Moreover, the emotional labor involved in addressing these feelings shouldn’t be underestimated. The OP’s hesitance to confront her partner speaks to a larger issue of communication in relationships, where fears of conflict may prevent important discussions from happening.

Comment from u/moonchild81

Comment from u/moonchild81

Comment from u/gamer_gal01

Comment from u/gamer_gal01

Comment from u/sparklingwater22

Comment from u/sparklingwater22

And that hesitation is doing a lot of the heavy lifting here.

The reality is that the OP's situation is laden with insecurities that are all too common in relationships.

Comment from u/tropicalparadise

Comment from u/tropicalparadise

What do you think about this situation? Let us know in the comments.

It is the kind of story that gets people arguing fast.

This story resonates because it taps into the universal struggle of navigating relationships with past loves still in the picture. The OP's dilemma reflects a broader conversation about trust, boundaries, and emotional intimacy in modern dating. As relationships evolve, how do we ensure that our pasts don’t jeopardize our presents? What do you think-are friendships with exes a risk worth taking, or do they inevitably complicate new relationships?
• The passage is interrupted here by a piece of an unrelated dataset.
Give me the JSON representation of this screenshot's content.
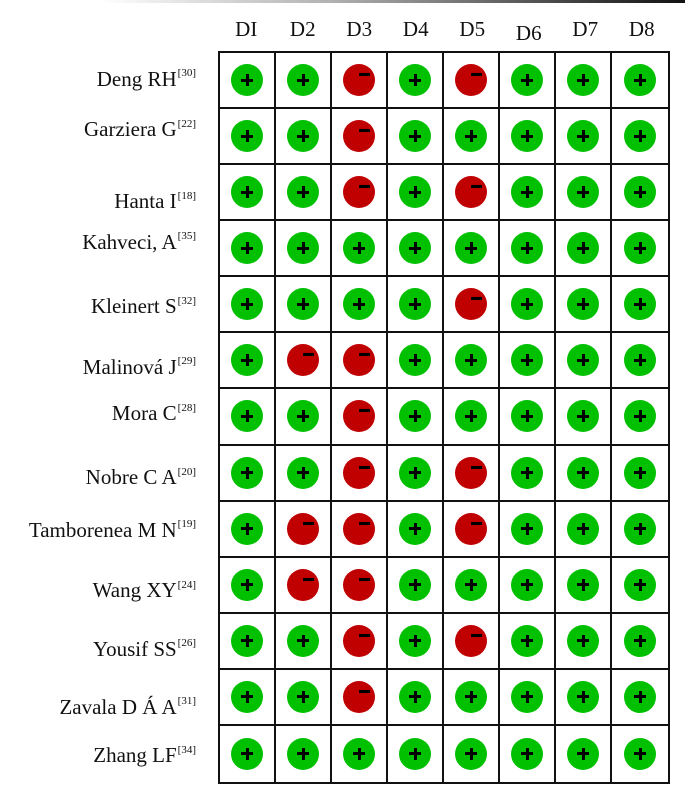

The woman in this story feels increasingly uneasy about her partner's close friendship with his ex, Lily, especially as their communications shift from casual to deeply personal. Her emotional turmoil is understandable; the constant texting, particularly late-night exchanges, creates a perception of intimacy that can easily overshadow the current relationship. Meanwhile, her partner's dismissal of her concerns signals a lack of recognition for the emotional boundaries that should be respected in a committed relationship. This situation highlights the delicate balance between maintaining friendships from the past and ensuring that current partners feel secure and prioritized.

Before you set boundaries with Lily, see how one OP handled a secret ex relationship.

That story is here: Setting Boundaries with Friend After Discovering Secret Relationship with Ex: WIBTA?